Insertion of section 238 A
It is a non-obstante section which over-rules and dismisses any inconsistent provision concerning IBC. Primarily, this section was introduced to establish a retrospective application of the Limitation act. In other words, the Limitation Act applies to every lawsuit filed after the enactment of IBC in 2016. In such a case, it is insignificant if the debtor is insolvent at the time of debt recovery. Regardless of the fiscal state of the firm, the corporate insolvency resolution process will be initiated, and the obliged debt will be recovered by seizing assets.

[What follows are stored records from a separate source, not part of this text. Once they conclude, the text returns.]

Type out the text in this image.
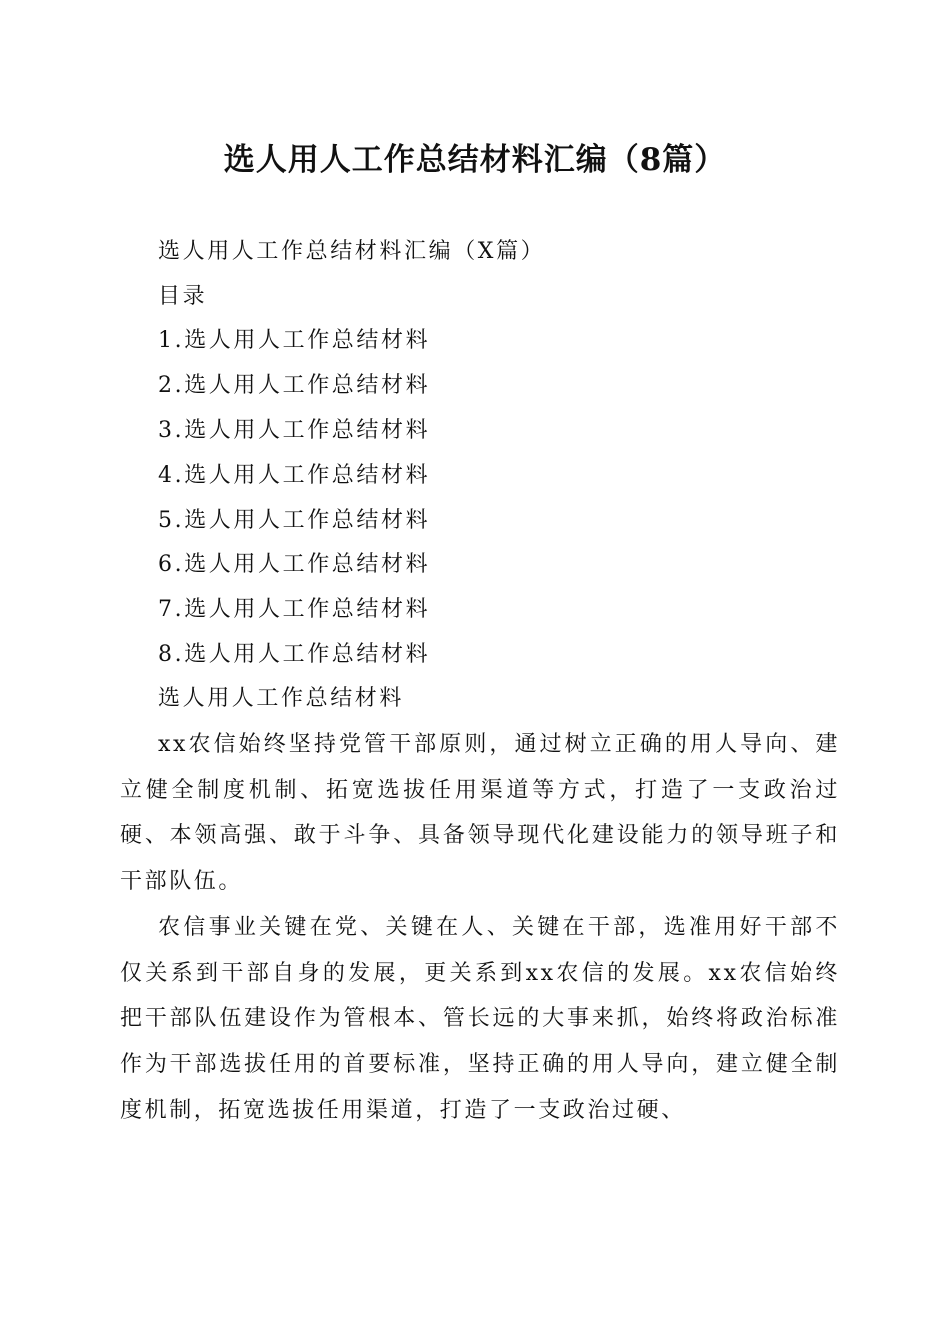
选人用人工作总结材料汇编（8篇）

选人用人工作总结材料汇编（X篇）

目录

1.选人用人工作总结材料

2.选人用人工作总结材料

3.选人用人工作总结材料

4.选人用人工作总结材料

5.选人用人工作总结材料

6.选人用人工作总结材料

7.选人用人工作总结材料

8.选人用人工作总结材料

选人用人工作总结材料

xx农信始终坚持党管干部原则，通过树立正确的用人导向、建立健全制度机制、拓宽选拔任用渠道等方式，打造了一支政治过硬、本领高强、敢于斗争、具备领导现代化建设能力的领导班子和干部队伍。

农信事业关键在党、关键在人、关键在干部，选准用好干部不仅关系到干部自身的发展，更关系到xx农信的发展。xx农信始终把干部队伍建设作为管根本、管长远的大事来抓，始终将政治标准作为干部选拔任用的首要标准，坚持正确的用人导向，建立健全制度机制，拓宽选拔任用渠道，打造了一支政治过硬、
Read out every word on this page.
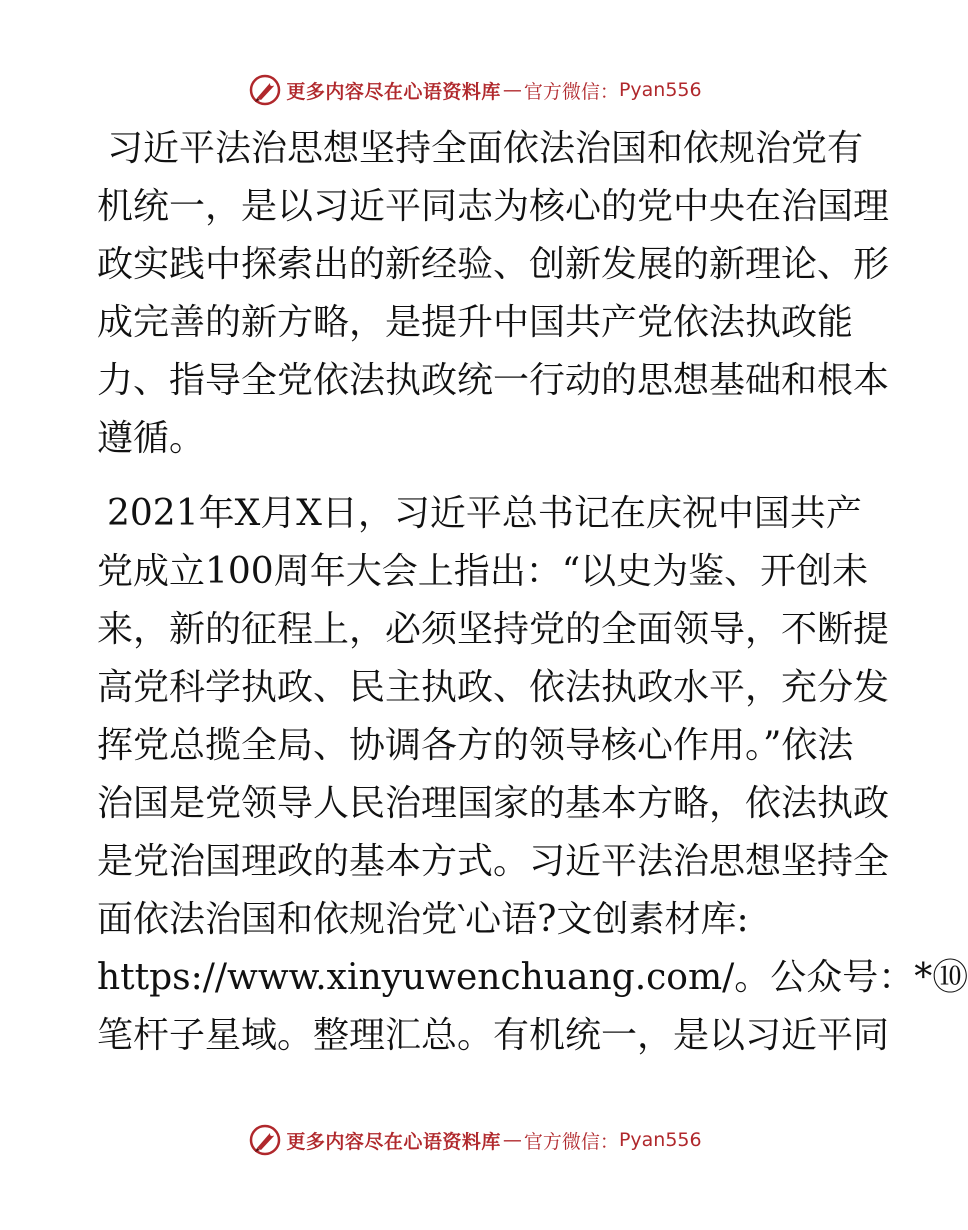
更多内容尽在心语资料库 — 官方微信： Pyan556
习近平法治思想坚持全面依法治国和依规治党有
机统一，是以习近平同志为核心的党中央在治国理
政实践中探索出的新经验、创新发展的新理论、形
成完善的新方略，是提升中国共产党依法执政能
力、指导全党依法执政统一行动的思想基础和根本
遵循。
2021年X月X日，习近平总书记在庆祝中国共产
党成立100周年大会上指出：“以史为鉴、开创未
来，新的征程上，必须坚持党的全面领导，不断提
高党科学执政、民主执政、依法执政水平，充分发
挥党总揽全局、协调各方的领导核心作用。”依法
治国是党领导人民治理国家的基本方略，依法执政
是党治国理政的基本方式。习近平法治思想坚持全
面依法治国和依规治党‵心语?文创素材库:
https://www.xinyuwenchuang.com/。公众号：*⑩
笔杆子星域。整理汇总。有机统一，是以习近平同
更多内容尽在心语资料库 — 官方微信： Pyan556
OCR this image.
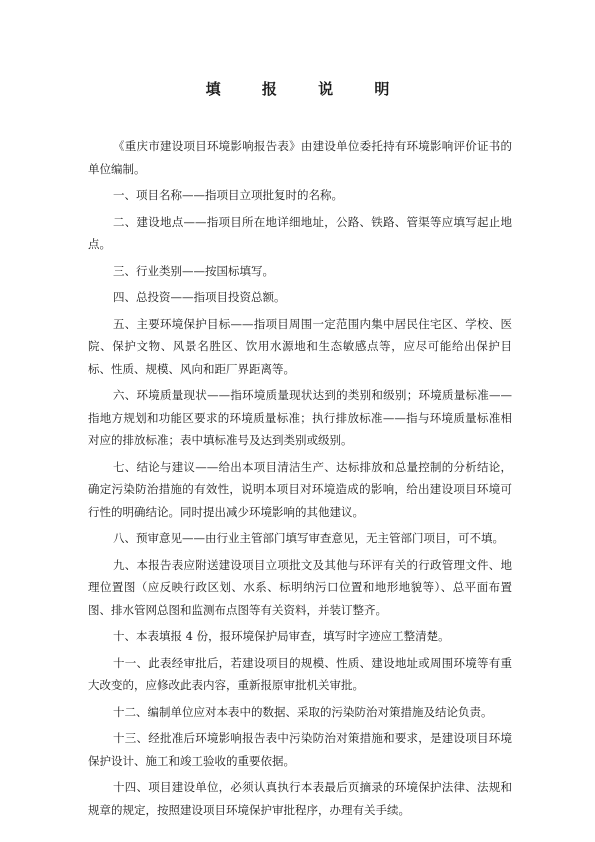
填 报 说 明

《重庆市建设项目环境影响报告表》由建设单位委托持有环境影响评价证书的单位编制。

一、项目名称——指项目立项批复时的名称。

二、建设地点——指项目所在地详细地址，公路、铁路、管渠等应填写起止地点。

三、行业类别——按国标填写。

四、总投资——指项目投资总额。

五、主要环境保护目标——指项目周围一定范围内集中居民住宅区、学校、医院、保护文物、风景名胜区、饮用水源地和生态敏感点等，应尽可能给出保护目标、性质、规模、风向和距厂界距离等。

六、环境质量现状——指环境质量现状达到的类别和级别；环境质量标准——指地方规划和功能区要求的环境质量标准；执行排放标准——指与环境质量标准相对应的排放标准；表中填标准号及达到类别或级别。

七、结论与建议——给出本项目清洁生产、达标排放和总量控制的分析结论，确定污染防治措施的有效性，说明本项目对环境造成的影响，给出建设项目环境可行性的明确结论。同时提出减少环境影响的其他建议。

八、预审意见——由行业主管部门填写审查意见，无主管部门项目，可不填。

九、本报告表应附送建设项目立项批文及其他与环评有关的行政管理文件、地理位置图（应反映行政区划、水系、标明纳污口位置和地形地貌等）、总平面布置图、排水管网总图和监测布点图等有关资料，并装订整齐。

十、本表填报 4 份，报环境保护局审查，填写时字迹应工整清楚。

十一、此表经审批后，若建设项目的规模、性质、建设地址或周围环境等有重大改变的，应修改此表内容，重新报原审批机关审批。

十二、编制单位应对本表中的数据、采取的污染防治对策措施及结论负责。

十三、经批准后环境影响报告表中污染防治对策措施和要求，是建设项目环境保护设计、施工和竣工验收的重要依据。

十四、项目建设单位，必须认真执行本表最后页摘录的环境保护法律、法规和规章的规定，按照建设项目环境保护审批程序，办理有关手续。
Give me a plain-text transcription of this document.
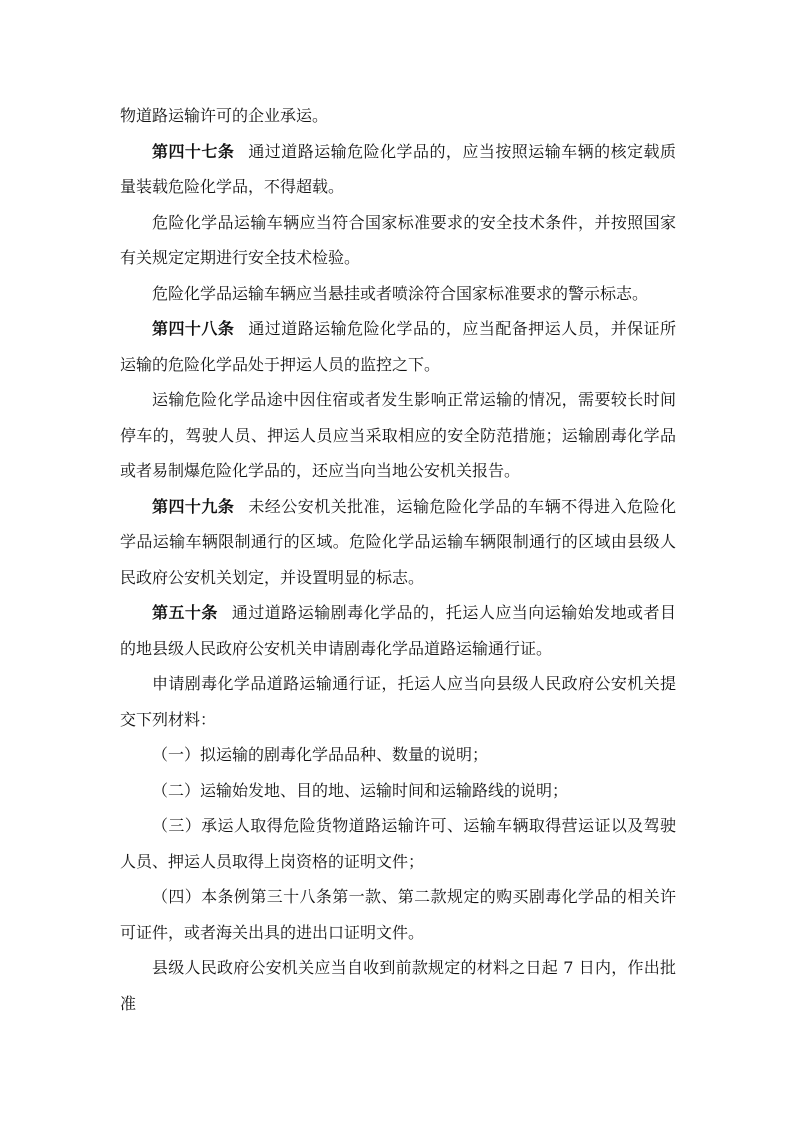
物道路运输许可的企业承运。

第四十七条 通过道路运输危险化学品的，应当按照运输车辆的核定载质量装载危险化学品，不得超载。

危险化学品运输车辆应当符合国家标准要求的安全技术条件，并按照国家有关规定定期进行安全技术检验。

危险化学品运输车辆应当悬挂或者喷涂符合国家标准要求的警示标志。

第四十八条 通过道路运输危险化学品的，应当配备押运人员，并保证所运输的危险化学品处于押运人员的监控之下。

运输危险化学品途中因住宿或者发生影响正常运输的情况，需要较长时间停车的，驾驶人员、押运人员应当采取相应的安全防范措施；运输剧毒化学品或者易制爆危险化学品的，还应当向当地公安机关报告。

第四十九条 未经公安机关批准，运输危险化学品的车辆不得进入危险化学品运输车辆限制通行的区域。危险化学品运输车辆限制通行的区域由县级人民政府公安机关划定，并设置明显的标志。

第五十条 通过道路运输剧毒化学品的，托运人应当向运输始发地或者目的地县级人民政府公安机关申请剧毒化学品道路运输通行证。

申请剧毒化学品道路运输通行证，托运人应当向县级人民政府公安机关提交下列材料：

（一）拟运输的剧毒化学品品种、数量的说明；

（二）运输始发地、目的地、运输时间和运输路线的说明；

（三）承运人取得危险货物道路运输许可、运输车辆取得营运证以及驾驶人员、押运人员取得上岗资格的证明文件；

（四）本条例第三十八条第一款、第二款规定的购买剧毒化学品的相关许可证件，或者海关出具的进出口证明文件。

县级人民政府公安机关应当自收到前款规定的材料之日起 7 日内，作出批准
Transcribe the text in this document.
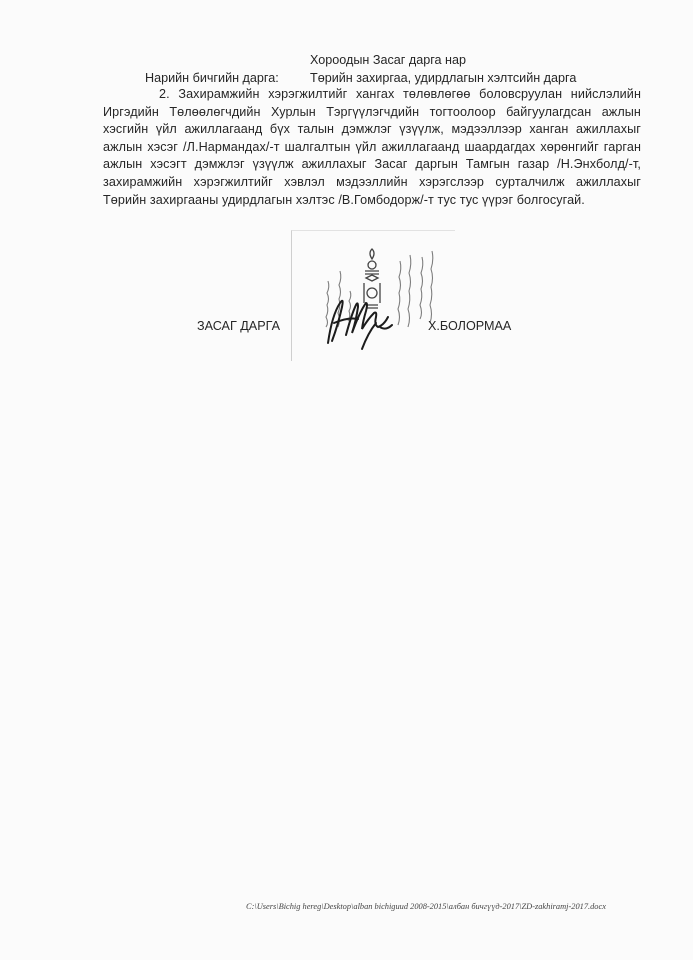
Хороодын Засаг дарга нар
Нарийн бичгийн дарга: Төрийн захиргаа, удирдлагын хэлтсийн дарга
2. Захирамжийн хэрэгжилтийг хангах төлөвлөгөө боловсруулан нийслэлийн Иргэдийн Төлөөлөгчдийн Хурлын Тэргүүлэгчдийн тогтоолоор байгуулагдсан ажлын хэсгийн үйл ажиллагаанд бүх талын дэмжлэг үзүүлж, мэдээллээр ханган ажиллахыг ажлын хэсэг /Л.Нармандах/-т шалгалтын үйл ажиллагаанд шаардагдах хөрөнгийг гарган ажлын хэсэгт дэмжлэг үзүүлж ажиллахыг Засаг даргын Тамгын газар /Н.Энхболд/-т, захирамжийн хэрэгжилтийг хэвлэл мэдээллийн хэрэгслээр сурталчилж ажиллахыг Төрийн захиргааны удирдлагын хэлтэс /В.Гомбодорж/-т тус тус үүрэг болгосугай.
ЗАСАГ ДАРГА	Х.БОЛОРМАА
C:\Users\Bichig hereg\Desktop\alban bichiguud 2008-2015\албан бичгүүд-2017\ZD-zakhiramj-2017.docx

The question of retrospective application
One of the major conflicts which saw the light of the day after the insertion of section 238 A, was the uncertainty regarding the consideration of the Limitation period. Initially, when questions were raised regarding the cases filed under section 7 and/or of the code, the appellate authority concluded that the Limitation Act does not apply to the suits filed in the time period between the enactment and the amendment. Later on, an appeal was filed against this order which led to a new decision.
The new conclusion stated that the act would apply to the cases filed in that time period too.
As evident, the application of the Limitation Act to the Insolvency and Bankruptcy Code turned out to be a complicated business. May lawsuits suffered delays and reconsiderations due to the ongoing conflict. Is it safe to say that we have reached a peaceful middle ground? As of now, the answer is a ‘Yes’.
To quote the section 238 of Insolvency and Bankruptcy Code, “The provisions of this Code shall affect, notwithstanding anything inconsistent in addition to that contained in any other law for the time being in force or any instrument affecting under any such law.”
So far, the functioning has been smooth after this amendment. In a nutshell, irrespective of the claims of insolvency by a corporate firm, the debt will be recovered using the assets, if the creditor chooses to file a case, even after the limitation period.